Rubens Correia Coimbra já percebeu o crescimento da demanda no segmento. Ele é dono da Vavá Manutenção, oficina que funciona no aeroporto de Penápolis, no interior paulista. Rubens começou há quatro décadas e atualmente tem 40 funcionários trabalhando e receita mensal de R$ 130 mil.

Segundo o empresário, serviço não falta. “Vem gente do Amazonas, do Nordeste, do Brasil inteiro fazer as revisões. A gente faz o que dá com os funcionários que temos. Se ficasse aberto 24 horas, teria trabalho 24 horas”, conta o empreendedor, que cobra entre R$ 800 e R$ 3,5 mil por uma revisão – elas são necessárias a cada 50 horas de voo, dependendo do tipo de avião.

“Aqui, consertamos em média 110 aeronaves por ano e trabalhamos de domingo a domingo”, afirma Pedro Galbiati, da oficina Ícaro. A empresa funciona em Mirassol, cidade também localizada no interior paulista. “Além das empresas de táxi aéreo, ainda tem muita aeronave particular e novos aeroclubes, que ensinam pilotagem.
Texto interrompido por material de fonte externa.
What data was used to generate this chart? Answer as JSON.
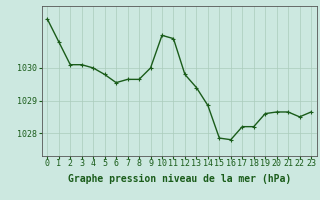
{
  "x": [
    0,
    1,
    2,
    3,
    4,
    5,
    6,
    7,
    8,
    9,
    10,
    11,
    12,
    13,
    14,
    15,
    16,
    17,
    18,
    19,
    20,
    21,
    22,
    23
  ],
  "y": [
    1031.5,
    1030.8,
    1030.1,
    1030.1,
    1030.0,
    1029.8,
    1029.55,
    1029.65,
    1029.65,
    1030.0,
    1031.0,
    1030.9,
    1029.8,
    1029.4,
    1028.85,
    1027.85,
    1027.8,
    1028.2,
    1028.2,
    1028.6,
    1028.65,
    1028.65,
    1028.5,
    1028.65
  ],
  "line_color": "#1a5c1a",
  "marker": "+",
  "marker_size": 3,
  "background_color": "#cce8e0",
  "grid_color": "#aaccbb",
  "xlabel": "Graphe pression niveau de la mer (hPa)",
  "xlabel_fontsize": 7,
  "xlabel_color": "#1a5c1a",
  "ytick_labels": [
    "1028",
    "1029",
    "1030"
  ],
  "ytick_values": [
    1028,
    1029,
    1030
  ],
  "ylim": [
    1027.3,
    1031.9
  ],
  "xlim": [
    -0.5,
    23.5
  ],
  "tick_color": "#1a5c1a",
  "tick_fontsize": 6,
  "line_width": 1.0
}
O mercado cresceu muito”, analisa o empreendedor do segmento.

Galbiati, no entanto, destaca a dificuldade em localizar mão de obra especializada, problema também destacado por Coimbra, da oficina Vavá Manutenção. “É muito difícil e caro formar um técnico. E quando nós preparamos esse profissional, as grandes empresas de aviação comercial, como TAM e Gol, por exemplo, os levam embora. Esse é hoje o nosso maior problema”, afirma Coimbra.

Segundo dados divulgados recentemente pela Agência Nacional de Aviação Civil (Anac), a frota total de aeronaves do Brasil avançou 29% em 11 anos. De 1999 a 2010, o número de aviões e helicópteros saltou de 13.426 para 17.335 unidades.